AA muhabirinin aldığı bilgiye göre, yaz
mevsiminin sonuna yaklaşıldıkça
giyim firmaları
sezon sonu
indirimlerinde adeta
yarış içine girdi.
Kredi kartlarına uzun vade
taksit imkanı sunan firmalar, yüzde 80'lere varan büyük indirimlerle
tüketicileri çekmeye ve piyasayı hareketlendirmeye çalışıyor.
Firmalar bu şekilde büyük indirim
kampanyaları düzenlerken Tüketiciler Birliği Genel Başkan Yardımcısı Kemal Özer, firmaların sezon sonu indirim kandırmacalarına inanılmamasını öneriyor.
Eskiden indirimlerin mevsim geçişlerinde ve
iş yeri tasfiyelerinde yapıldığını ifade eden Özer, şunları kaydetti:
''Şimdi bir firma 365 gün tasfiye ilanı yapıştırıp indirim yapıyormuş gibi
satış yapıyor. Diğer yandan yılın her günü yüzde 80'lere varan indirim levhaları
mağaza vitrinlerinden inmiyor. Neredeyse yüzde yüz diyecekler. Artık indirim, hayatımızı kaplamış ama inen hiçbir şey yok. Önce
fiyatların üzerine biniyor sonra da indirilmiş gibi gösteriliyor. Normalde 40 YTL olan
ürüne 100 YTL yazıp üzerini çiziyorlar, yüzde 60 indirim deyip yine 40 YTL'ye satıyorlar. Bu durum gerçekten
seri sonu ve mevsim sonu indirimi yapan dürüst mağazalarında zarar görmesine neden oluyor.''
YÜZDE 100'DEN FAZLA İNDİRİM YAPANLAR BİLE OLUYOR
Bir firmanın ''bir pardösü alana bir pardösü bedava artı bir
gömlek ya da bir eşarp
hediye'' şeklinde kampanya yaptığını vurgulayan Özer, şunları kaydetti:
''Bu nasıl bir kampanya oluyor. Firma burada yüzde yüzden fazla indirim yapmış oluyor. Tüketici de buna inanıyor. İndirimler tüketiciyi aldatır.
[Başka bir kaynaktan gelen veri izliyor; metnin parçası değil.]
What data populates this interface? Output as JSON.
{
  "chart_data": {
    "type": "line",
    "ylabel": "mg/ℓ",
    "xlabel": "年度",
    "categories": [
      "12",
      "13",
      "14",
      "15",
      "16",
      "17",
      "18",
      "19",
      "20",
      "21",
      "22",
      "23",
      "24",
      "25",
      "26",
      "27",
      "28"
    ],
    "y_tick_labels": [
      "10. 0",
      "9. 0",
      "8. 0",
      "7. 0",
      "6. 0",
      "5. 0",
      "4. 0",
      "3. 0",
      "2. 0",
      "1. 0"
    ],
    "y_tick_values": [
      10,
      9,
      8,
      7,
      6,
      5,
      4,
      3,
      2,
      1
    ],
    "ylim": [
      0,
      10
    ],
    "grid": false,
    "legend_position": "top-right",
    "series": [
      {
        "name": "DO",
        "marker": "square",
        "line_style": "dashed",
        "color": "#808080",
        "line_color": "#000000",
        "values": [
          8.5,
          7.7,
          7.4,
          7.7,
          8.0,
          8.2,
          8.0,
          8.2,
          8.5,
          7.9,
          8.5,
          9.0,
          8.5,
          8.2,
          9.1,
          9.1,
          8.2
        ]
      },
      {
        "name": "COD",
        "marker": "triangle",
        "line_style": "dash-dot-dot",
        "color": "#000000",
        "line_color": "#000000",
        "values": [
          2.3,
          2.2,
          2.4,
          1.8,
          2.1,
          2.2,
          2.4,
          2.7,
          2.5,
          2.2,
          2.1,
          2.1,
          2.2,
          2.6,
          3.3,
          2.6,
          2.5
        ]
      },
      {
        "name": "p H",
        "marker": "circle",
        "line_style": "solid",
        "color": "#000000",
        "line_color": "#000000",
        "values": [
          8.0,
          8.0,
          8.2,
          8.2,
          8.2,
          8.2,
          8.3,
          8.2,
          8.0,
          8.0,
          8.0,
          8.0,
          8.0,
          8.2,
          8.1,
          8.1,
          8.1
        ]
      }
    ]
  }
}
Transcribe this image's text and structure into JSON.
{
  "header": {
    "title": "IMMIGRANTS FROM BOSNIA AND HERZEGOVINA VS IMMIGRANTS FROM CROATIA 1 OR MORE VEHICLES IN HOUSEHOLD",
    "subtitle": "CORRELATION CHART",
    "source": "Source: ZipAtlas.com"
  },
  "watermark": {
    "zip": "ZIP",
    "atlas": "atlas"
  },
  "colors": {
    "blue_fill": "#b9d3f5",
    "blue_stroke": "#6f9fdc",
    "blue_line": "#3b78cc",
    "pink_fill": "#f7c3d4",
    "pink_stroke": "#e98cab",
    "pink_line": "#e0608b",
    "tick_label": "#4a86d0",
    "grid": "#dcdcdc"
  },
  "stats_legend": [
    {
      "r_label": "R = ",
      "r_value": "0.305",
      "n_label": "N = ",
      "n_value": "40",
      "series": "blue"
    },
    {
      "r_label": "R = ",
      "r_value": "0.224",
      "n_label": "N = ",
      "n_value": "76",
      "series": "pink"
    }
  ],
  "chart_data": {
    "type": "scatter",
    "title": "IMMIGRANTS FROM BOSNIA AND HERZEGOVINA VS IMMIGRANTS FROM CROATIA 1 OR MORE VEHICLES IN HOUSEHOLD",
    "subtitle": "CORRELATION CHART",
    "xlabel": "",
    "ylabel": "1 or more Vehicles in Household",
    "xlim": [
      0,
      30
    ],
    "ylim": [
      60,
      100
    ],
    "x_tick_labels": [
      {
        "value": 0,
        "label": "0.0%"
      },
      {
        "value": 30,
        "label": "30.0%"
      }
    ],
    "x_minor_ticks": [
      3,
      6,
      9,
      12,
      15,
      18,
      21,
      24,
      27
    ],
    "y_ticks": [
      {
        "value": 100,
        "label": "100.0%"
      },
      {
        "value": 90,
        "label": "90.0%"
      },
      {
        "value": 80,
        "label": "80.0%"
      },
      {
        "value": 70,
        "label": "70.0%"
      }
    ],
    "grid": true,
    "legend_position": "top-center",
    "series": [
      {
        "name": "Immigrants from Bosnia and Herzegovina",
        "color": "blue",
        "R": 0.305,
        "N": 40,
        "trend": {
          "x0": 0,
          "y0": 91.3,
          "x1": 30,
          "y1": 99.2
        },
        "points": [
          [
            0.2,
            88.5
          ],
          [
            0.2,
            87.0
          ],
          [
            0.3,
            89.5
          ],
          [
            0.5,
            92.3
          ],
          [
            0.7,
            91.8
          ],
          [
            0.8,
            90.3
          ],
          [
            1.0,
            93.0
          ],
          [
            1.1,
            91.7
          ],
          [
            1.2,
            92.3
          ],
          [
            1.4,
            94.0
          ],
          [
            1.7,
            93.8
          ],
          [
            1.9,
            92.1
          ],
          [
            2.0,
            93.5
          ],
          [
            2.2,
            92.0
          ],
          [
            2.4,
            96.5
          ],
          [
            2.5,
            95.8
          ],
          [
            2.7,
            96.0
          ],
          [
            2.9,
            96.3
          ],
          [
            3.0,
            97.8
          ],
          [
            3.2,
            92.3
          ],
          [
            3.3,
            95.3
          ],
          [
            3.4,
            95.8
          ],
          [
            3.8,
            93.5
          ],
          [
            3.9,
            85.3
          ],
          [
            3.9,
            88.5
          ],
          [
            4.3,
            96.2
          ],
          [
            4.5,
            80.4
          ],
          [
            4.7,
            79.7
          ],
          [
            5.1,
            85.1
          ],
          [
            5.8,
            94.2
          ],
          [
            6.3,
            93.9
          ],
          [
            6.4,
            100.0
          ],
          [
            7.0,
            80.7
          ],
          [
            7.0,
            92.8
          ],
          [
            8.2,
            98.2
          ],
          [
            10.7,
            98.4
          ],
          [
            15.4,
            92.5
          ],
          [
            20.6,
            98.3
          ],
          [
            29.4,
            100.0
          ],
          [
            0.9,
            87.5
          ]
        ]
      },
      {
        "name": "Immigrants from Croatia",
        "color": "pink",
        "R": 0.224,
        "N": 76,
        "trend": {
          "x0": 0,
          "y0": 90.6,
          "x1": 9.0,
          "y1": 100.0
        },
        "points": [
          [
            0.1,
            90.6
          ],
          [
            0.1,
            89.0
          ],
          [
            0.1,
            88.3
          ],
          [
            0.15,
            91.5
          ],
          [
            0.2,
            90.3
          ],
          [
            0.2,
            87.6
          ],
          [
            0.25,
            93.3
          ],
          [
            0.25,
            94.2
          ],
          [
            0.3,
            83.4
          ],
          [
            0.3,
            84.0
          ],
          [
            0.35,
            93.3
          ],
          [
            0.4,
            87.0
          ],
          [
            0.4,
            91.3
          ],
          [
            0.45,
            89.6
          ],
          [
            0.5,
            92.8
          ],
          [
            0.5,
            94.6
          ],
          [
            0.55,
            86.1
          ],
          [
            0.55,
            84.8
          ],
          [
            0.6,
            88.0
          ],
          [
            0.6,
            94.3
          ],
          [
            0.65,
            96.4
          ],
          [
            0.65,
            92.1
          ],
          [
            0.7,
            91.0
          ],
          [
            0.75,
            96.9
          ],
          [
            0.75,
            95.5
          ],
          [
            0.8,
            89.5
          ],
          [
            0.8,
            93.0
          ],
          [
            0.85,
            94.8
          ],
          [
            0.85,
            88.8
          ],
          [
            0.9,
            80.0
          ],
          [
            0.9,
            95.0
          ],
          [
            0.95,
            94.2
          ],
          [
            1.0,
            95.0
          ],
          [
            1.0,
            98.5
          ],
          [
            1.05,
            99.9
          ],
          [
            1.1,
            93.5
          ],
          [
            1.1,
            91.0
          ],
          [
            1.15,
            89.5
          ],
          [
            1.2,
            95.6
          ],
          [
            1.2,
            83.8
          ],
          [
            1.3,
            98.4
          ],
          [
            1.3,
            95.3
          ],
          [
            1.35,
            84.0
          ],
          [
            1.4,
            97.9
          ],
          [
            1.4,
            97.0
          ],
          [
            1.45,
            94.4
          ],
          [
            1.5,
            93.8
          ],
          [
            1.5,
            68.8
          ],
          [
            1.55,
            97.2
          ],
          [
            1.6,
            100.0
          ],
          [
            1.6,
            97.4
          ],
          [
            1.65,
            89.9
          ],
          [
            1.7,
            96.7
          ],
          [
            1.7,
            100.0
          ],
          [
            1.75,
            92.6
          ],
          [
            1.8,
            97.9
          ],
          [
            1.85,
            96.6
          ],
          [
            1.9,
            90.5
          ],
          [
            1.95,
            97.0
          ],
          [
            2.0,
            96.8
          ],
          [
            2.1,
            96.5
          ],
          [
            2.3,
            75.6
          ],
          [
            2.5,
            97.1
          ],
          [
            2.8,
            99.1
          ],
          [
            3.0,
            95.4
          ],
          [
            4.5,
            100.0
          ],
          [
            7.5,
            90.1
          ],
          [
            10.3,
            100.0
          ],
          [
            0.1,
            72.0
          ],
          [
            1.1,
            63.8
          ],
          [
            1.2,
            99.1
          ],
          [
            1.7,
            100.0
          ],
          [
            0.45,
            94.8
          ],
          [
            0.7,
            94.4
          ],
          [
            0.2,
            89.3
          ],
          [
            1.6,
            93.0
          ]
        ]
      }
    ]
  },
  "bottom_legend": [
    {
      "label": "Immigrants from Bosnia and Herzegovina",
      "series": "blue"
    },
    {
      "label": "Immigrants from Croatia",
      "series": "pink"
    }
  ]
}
Özellikle sürekli indirim yapan mağazalar ile bir üründe yüzde 50 indirim diğerlerinde yüzde 10 indirim yapıp sonra vitrine yüzde 50 indirim yazarak tüketiciye aldatan firmalar
tercih edilmemelidir. İndirim, artık bir kandırma kelimesine dönüştü. İndirimlerin gerçekten yapıldığını farz edelim. Firma yüzde 80 indirim yapıyor. Yani 100 YTL'lik ürün 20 YTL'ye satılıyor. Demek ki firma, 20 YTL'ye satarak da kazanıyor. Burada firmanın indirimden önce aynı ürünü normal fiyatın 5 katına, hatta daha fazlasına sattığı ortaya çıkıyor. 20 YTL'ye satılırken para kazanan bir
işletme 5 kat fazlasına satarak ticarette ölçü kaçırılmakta bir tarafın sömürülmesi ve diğer tarafın ölçüsüz
kazanç elde edilmesine neden oluyor.''
Alışverişte güvenin yıkıldığını dile getiren Özer, ''Güvenin tesisi için makul fiyat ve fiyat etiketi birinci şarttır. Genellikle satıcılar, fiyat etiketi bulundurmayarak hem yasayı ihlal etmekte hem de tüketicilerin zayıf taraflarından yaralanmaktadır. Etiketin olmaması satıcıda yüksek fiyat söyleme, tüketicide de pazarlık yapma isteğini
tahrik etmektedir. Üzerinde etiketi bulunmayan mal için tüketici her zaman aldatılacağı kanaatini taşır ve pazarlık kozunu kullanmakta, satıcı ise fiyatı belli olmayan ürünün tüketicinin psikolojinden yararlanarak yüksek göstermeye ve hiç tanınmayan markaları bile kaliteli ve dünya devi gibi göstermeyi tercih etmektedir'' dedi.